I have a midterm tomorrow and am having a hard time understanding the following time complexity problems.
1.
Algorithm foo(n)
i←0
j←0
while i<n do {
if j=i then j←j+1
else if j=2i then i←n−j
else {
i←i+1
j←j+1
}
}
Which is O(1)
2.
Algorithm foo(n)
i←0
j←0
while i<n do {
if i=k then {
A[i]←k
k←k+1
i←1
}
}
else i←i+1
Which is O(n^2)
So basically, how I've been solving these types of questions is to find the parts of the algorithm that perform a constant number of operations. For algorithm 1, this would be the variables and what's inside the loop:
C1:
i←0
j←0
C2:
if j=i then j←j+1
else if j=2i then i←n−j
else {
i←i+1
j←j+1
Then, I count the number of iterations of the loop, n, and add it to the formula:
f(n) = C1+nC2 is O(n) (WRONG ANSWER)
I can tell that my issue is that I'm miscounting the number of iterations for both of these loops. If someone could let me know if my thought process here is completely wrong and/or how I should be counting the loop iterations it would be much appreciated.

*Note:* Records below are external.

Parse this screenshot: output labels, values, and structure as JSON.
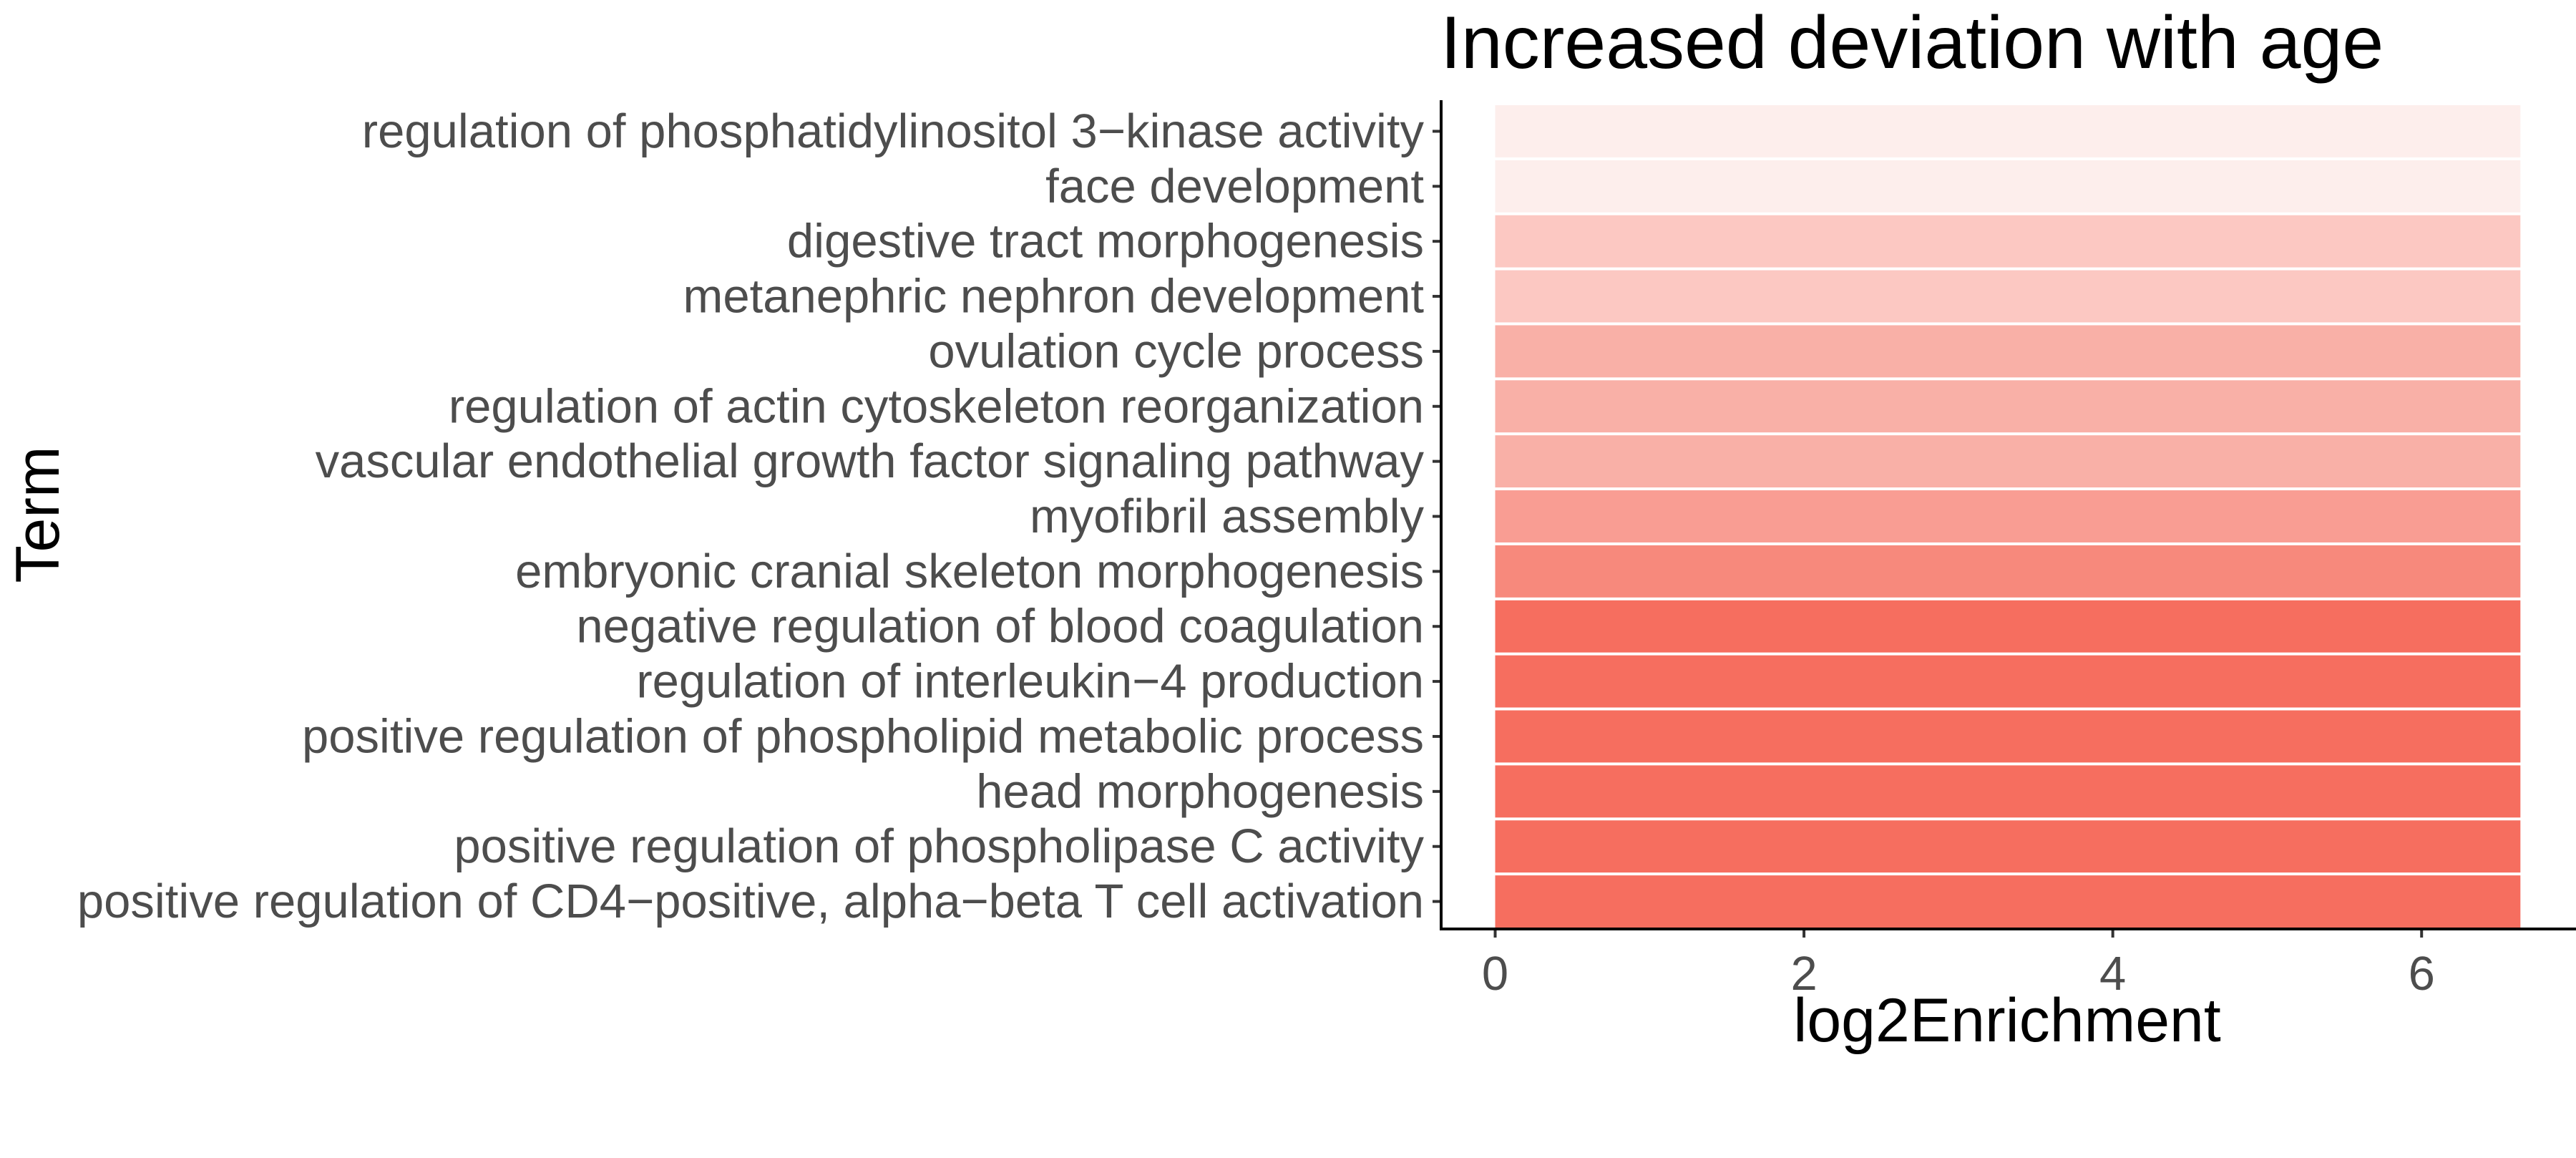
{
  "chart_data": {
    "type": "bar",
    "orientation": "horizontal",
    "title": "Increased deviation with age",
    "xlabel": "log2Enrichment",
    "ylabel": "Term",
    "xlim": [
      -0.35,
      7.0
    ],
    "x_ticks": [
      0,
      2,
      4,
      6
    ],
    "grid": false,
    "legend": "none",
    "categories": [
      "regulation of phosphatidylinositol 3−kinase activity",
      "face development",
      "digestive tract morphogenesis",
      "metanephric nephron development",
      "ovulation cycle process",
      "regulation of actin cytoskeleton reorganization",
      "vascular endothelial growth factor signaling pathway",
      "myofibril assembly",
      "embryonic cranial skeleton morphogenesis",
      "negative regulation of blood coagulation",
      "regulation of interleukin−4 production",
      "positive regulation of phospholipid metabolic process",
      "head morphogenesis",
      "positive regulation of phospholipase C activity",
      "positive regulation of CD4−positive, alpha−beta T cell activation"
    ],
    "values": [
      6.64,
      6.64,
      6.64,
      6.64,
      6.64,
      6.64,
      6.64,
      6.64,
      6.64,
      6.64,
      6.64,
      6.64,
      6.64,
      6.64,
      6.64
    ],
    "bar_colors": [
      "#fdeeec",
      "#fdeeec",
      "#fcc8c2",
      "#fcc8c2",
      "#f9b0a7",
      "#f9b0a7",
      "#f9b0a7",
      "#f99d93",
      "#f7897c",
      "#f66e5f",
      "#f66e5f",
      "#f66e5f",
      "#f66e5f",
      "#f66e5f",
      "#f66e5f"
    ]
  }
}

Did you implement the algorithms and just looked at what happens? You should, if you haven't yet.
def bigo_one(n):
print(f"n == {n}")
i = 0
j = 0
while i<n:
if j==i:
j = j + 1
elif j == 2 * i:
i = n - j
else:
i = i + 1
j = j + 1
print(i, j)
bigo_one(10)
bigo_one(100)
bigo_one(1000)
output:
n == 10
0 1
1 2
8 2
9 3
10 4
n == 100
0 1
1 2
98 2
99 3
100 4
n == 1000
0 1
1 2
998 2
999 3
1000 4
From the output it's easy to see what ALWAYS happens, independent of n:
Which are always 5 steps -> O(1)
def bigo_nsquare(n):
print(f"n == {n}")
i = 0
j = 0
while i<n:
if j==i:
j = j + 1
i = 1
else:
i = i + 1
print(i, j)
bigo_nsquare(2)
bigo_nsquare(4)
bigo_nsquare(10)
output:
n == 2
1 1
1 2
2 2
n == 4
1 1
1 2
2 2
1 3
2 3
3 3
1 4
2 4
3 4
4 4
n == 10
1 1
1 2
2 2
1 3
2 3
[...]
This loop is stepping through the lower triangle of a square matrix so it's plausible that it has O(n²) complexity.